N-polar ScAlN and HEMTs grown by molecular beam epitaxy

Molecular beam epitaxy of single-phase wurtzite N-polar ScxAl1-xN (x similar to 0.11-0.38) has been demonstrated on sapphire substrates by locking its lattice-polarity to the underlying N-polar GaN buffer. Coherent growth of lattice-matched Sc0.18Al0.82N on GaN has been confirmed by x-ray diffraction reciprocal space mapping of the asymmetric (105) plane, whereas lattice-mismatched, fully relaxed Sc0.11Al0.89N and Sc0.30Al0.70N epilayers exhibit a crack-free surface. The on-axis N-polar crystallographic orientation is unambiguously confirmed by wet chemical etching. High electron mobility transistors using N-polar Sc0.18Al0.82N as a barrier have been grown on sapphire substrates, which present the existence of well confined two-dimensional electron gas. A Hall mobility of similar to 564 cm(2)/Vs is measured for a 15-nm-thick Sc0.18Al0.82N barrier sample with a sheet electron concentration of 4.1x10(13) cm(-2), and the corresponding sheet resistance is as low as 271 Omega/sq.

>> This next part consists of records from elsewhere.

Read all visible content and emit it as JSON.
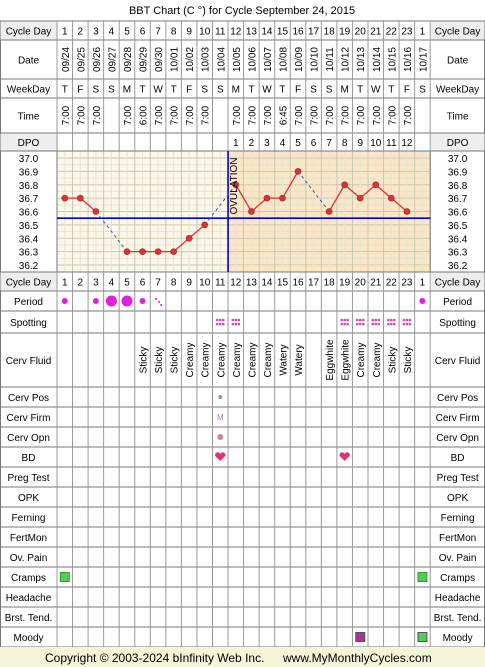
{
  "title": "BBT Chart (C °) for Cycle September 24, 2015",
  "footer": {
    "copyright": "Copyright © 2003-2024 bInfinity Web Inc.",
    "site": "www.MyMonthlyCycles.com"
  },
  "row_labels": {
    "cycle_day": "Cycle Day",
    "date": "Date",
    "weekday": "WeekDay",
    "time": "Time",
    "dpo": "DPO",
    "period": "Period",
    "spotting": "Spotting",
    "cerv_fluid": "Cerv Fluid",
    "cerv_pos": "Cerv Pos",
    "cerv_firm": "Cerv Firm",
    "cerv_opn": "Cerv Opn",
    "bd": "BD",
    "preg_test": "Preg Test",
    "opk": "OPK",
    "ferning": "Ferning",
    "fertmon": "FertMon",
    "ov_pain": "Ov. Pain",
    "cramps": "Cramps",
    "headache": "Headache",
    "brst_tend": "Brst. Tend.",
    "moody": "Moody"
  },
  "ovulation_label": "OVULATION",
  "cycle_days": [
    "1",
    "2",
    "3",
    "4",
    "5",
    "6",
    "7",
    "8",
    "9",
    "10",
    "11",
    "12",
    "13",
    "14",
    "15",
    "16",
    "17",
    "18",
    "19",
    "20",
    "21",
    "22",
    "23",
    "1"
  ],
  "dates": [
    "09/24",
    "09/25",
    "09/26",
    "09/27",
    "09/28",
    "09/29",
    "09/30",
    "10/01",
    "10/02",
    "10/03",
    "10/04",
    "10/05",
    "10/06",
    "10/07",
    "10/08",
    "10/09",
    "10/10",
    "10/11",
    "10/12",
    "10/13",
    "10/14",
    "10/15",
    "10/16",
    "10/17"
  ],
  "weekdays": [
    "T",
    "F",
    "S",
    "S",
    "M",
    "T",
    "W",
    "T",
    "F",
    "S",
    "S",
    "M",
    "T",
    "W",
    "T",
    "F",
    "S",
    "S",
    "M",
    "T",
    "W",
    "T",
    "F",
    "S"
  ],
  "times": [
    "7:00",
    "7:00",
    "7:00",
    "",
    "7:00",
    "6:00",
    "7:00",
    "7:00",
    "7:00",
    "7:00",
    "",
    "7:00",
    "7:00",
    "7:00",
    "6:45",
    "7:00",
    "7:00",
    "7:00",
    "7:00",
    "7:00",
    "7:00",
    "7:00",
    "7:00",
    ""
  ],
  "dpo": [
    "",
    "",
    "",
    "",
    "",
    "",
    "",
    "",
    "",
    "",
    "",
    "1",
    "2",
    "3",
    "4",
    "5",
    "6",
    "7",
    "8",
    "9",
    "10",
    "11",
    "12",
    ""
  ],
  "cerv_fluid": [
    "",
    "",
    "",
    "",
    "",
    "Sticky",
    "Sticky",
    "Sticky",
    "Creamy",
    "Creamy",
    "Creamy",
    "Creamy",
    "Creamy",
    "Creamy",
    "Watery",
    "Watery",
    "",
    "Eggwhite",
    "Eggwhite",
    "Creamy",
    "Creamy",
    "Sticky",
    "Sticky",
    ""
  ],
  "period": [
    "small",
    "",
    "small",
    "large",
    "large",
    "small",
    "spot",
    "",
    "",
    "",
    "",
    "",
    "",
    "",
    "",
    "",
    "",
    "",
    "",
    "",
    "",
    "",
    "",
    "small"
  ],
  "spotting": [
    11,
    12,
    19,
    20,
    21,
    22,
    23
  ],
  "cerv_pos_day": 11,
  "cerv_firm": {
    "day": 11,
    "text": "M"
  },
  "cerv_opn_day": 11,
  "bd_days": [
    11,
    19
  ],
  "cramps_days": [
    1,
    24
  ],
  "moody_days": [
    20,
    24
  ],
  "colors": {
    "period": "#dd22dd",
    "spotting": "#dd44aa",
    "temp_line": "#dd3333",
    "coverline": "#0000cc",
    "cramps": "#55cc55",
    "moody_a": "#aa3399",
    "moody_b": "#55cc55",
    "bd": "#dd3377",
    "pre_ov_bg": "#fbf8ea",
    "post_ov_bg": "#fbe7c8",
    "footer_bg": "#f4f4d8"
  },
  "chart_data": {
    "type": "line",
    "title": "BBT Chart (C °) for Cycle September 24, 2015",
    "xlabel": "Cycle Day",
    "ylabel": "",
    "ylim": [
      36.2,
      37.0
    ],
    "y_ticks": [
      "37.0",
      "36.9",
      "36.8",
      "36.7",
      "36.6",
      "36.5",
      "36.4",
      "36.3",
      "36.2"
    ],
    "x": [
      1,
      2,
      3,
      4,
      5,
      6,
      7,
      8,
      9,
      10,
      11,
      12,
      13,
      14,
      15,
      16,
      17,
      18,
      19,
      20,
      21,
      22,
      23,
      24
    ],
    "temps": [
      36.7,
      36.7,
      36.6,
      null,
      36.3,
      36.3,
      36.3,
      36.3,
      36.4,
      36.5,
      null,
      36.8,
      36.6,
      36.7,
      36.7,
      36.9,
      null,
      36.6,
      36.8,
      36.7,
      36.8,
      36.7,
      36.6,
      null
    ],
    "coverline": 36.55,
    "ovulation_day": 11,
    "grid": true
  }
}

The polarity-controlled epitaxy of ScxAl1-xN provides promising opportunities for applications in high-frequency and high-power electronic and ferroelectric devices. Published under an exclusive license by AIP Publishing.

Automated summary

Molecular beam epitaxy of single-phase wurtzite N-polar ScxAl1-xN has been demonstrated on sapphire substrates, with high electron mobility transistors showing well confined two-dimensional electron gas with high mobility and low sheet resistance. The controlled epitaxy of ScxAl1-xN presents promising opportunities for applications in high-frequency and high-power electronic and ferroelectric devices.